Expected confounders in the above comparisons would include sampling and tissue preservation (FFPE versus fresh-frozen) as noted by others for the clinical Prosigna assay 40,43. To assess these confounders and put concordances in a context we utilized multiple readings from different models and procurements in the ABiM cohort (Figure 1b). We first compared concordance between SSP and Prosigna using classifications from applying the respective models to data from the same RNA extract obtained from macro-dissected fresh tissue. Overall agreement for Subtype assignment increased to 87% (Kappa=0.81), in line with agreement between SSP and NCN models in the test set. Notably, ROR risk classification decreased to 79% (Kappa=0.61, weighted Kappa=0.76), whereas concordance for the Bartlett two-group risk category remained unchanged at 89% (Kappa=0.76) (Supplemental Table 5 top section). Finally, to conversely isolate the effect of sampling on discordance we evaluated agreement in the ABiM cohort solely using the Prosigna model but comparing data obtained from either FFPE tissue or from the paired macro-dissected fresh tissue. The overall agreement for Subtype assignments was 82% (Kappa 0.74), for ROR risk classification 84% (Kappa 0.71, weighted Kappa=0.84) and 90% (Kappa 0.79) with two-group categorization (Supplemental Table 5 bottom section), largely matching the agreements between SSP and Prosigna.

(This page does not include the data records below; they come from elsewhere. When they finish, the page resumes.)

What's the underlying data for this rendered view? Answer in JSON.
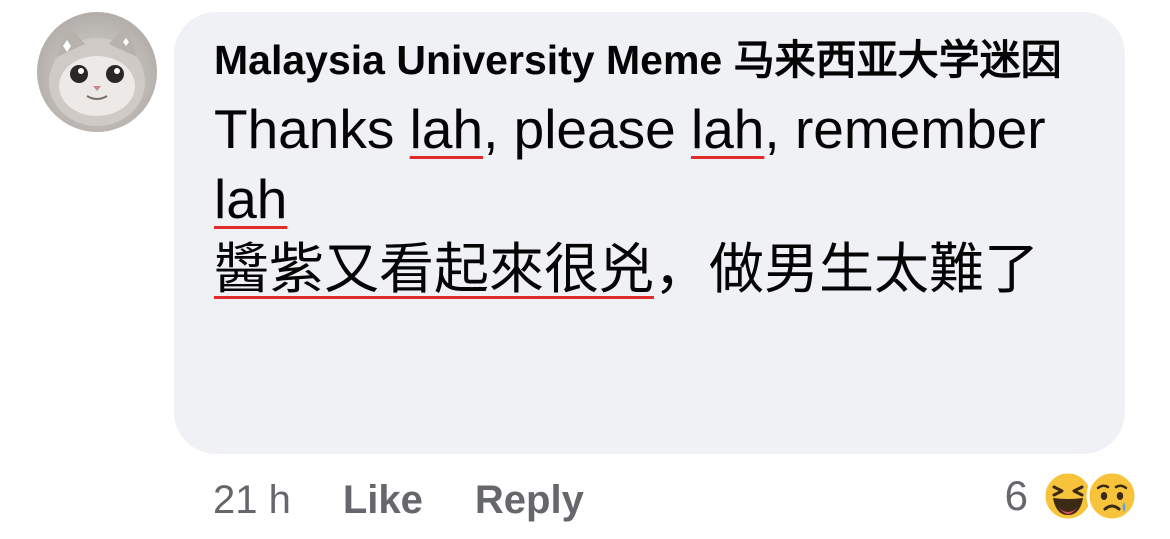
{
  "comment": {
    "author": "Malaysia University Meme 马来西亚大学迷因",
    "message_parts": {
      "p1": "Thanks ",
      "u1": "lah",
      "p2": ", please ",
      "u2": "lah",
      "p3": ", remember ",
      "u3": "lah",
      "u4": "醬紫又看起來很兇",
      "p4": "，做男生太難了"
    },
    "time": "21 h",
    "like_label": "Like",
    "reply_label": "Reply",
    "reaction_count": "6",
    "reactions": [
      "haha-icon",
      "sad-icon"
    ],
    "underline_color": "#e02b2b",
    "bubble_color": "#f0f1f5",
    "meta_color": "#65676b"
  }
}
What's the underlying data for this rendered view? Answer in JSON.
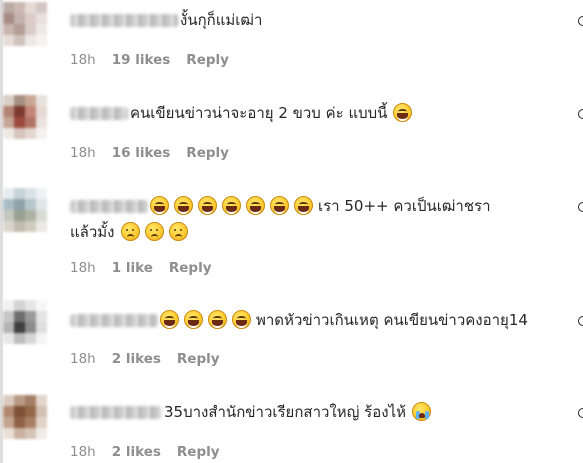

For a more specific comparison between SSP and Prosigna that better reflects the use for directing adjuvant chemotherapy in a clinical setting, we compared agreement for stratification that emulates treatment recommendation (ETR) in postmenopausal patients with ER+/HER2-/N0 and pT1-2 tumors adapted from Norwegian national guidelines (Supplemental methods). The ETR schema adheres to actual general recommendations but does not include individualized assessment of possible escalation or de-escalation. The treatment guidelines stratify patients into three groups with respect to recommended adjuvant treatment: None, Endo (i.e., endocrine treatment alone for 5-10 years), or ChemoEndo (i.e., adjuvant chemotherapy followed by endocrine treatment for 5-10 years). The comparison was also done for treatment recommendations dichotomized for chemotherapy, i.e., by combining None and Endo into one group. SSP performance was evaluated in both the pooled external clinical series (n=87) as well as in the respective series separately (Supplemental Table 6). Overall agreement for ETR in the pooled data was 78% (Kappa=0.65) and when dichotomized for chemotherapy was 85% (Kappa=0.66).
Assessing potential impact of SSP molecular subtype and ROR testing on use of chemotherapy
In addition to validating SSP classifications for Subtype and ROR against research-based NC classifications and benchmarking SSP against Prosigna models we also wanted to apply our SSP models in the entire 6660-patient follow-up cohort (Figure 1, Table 1, Supplemental Figure 1) to assess the potential extent and type of altered treatment recommendation from using SSP models in treatment guidance. To this end we used the naïve ETR classification dichotomized for chemotherapy and compared this with information from NKBC on administered treatment.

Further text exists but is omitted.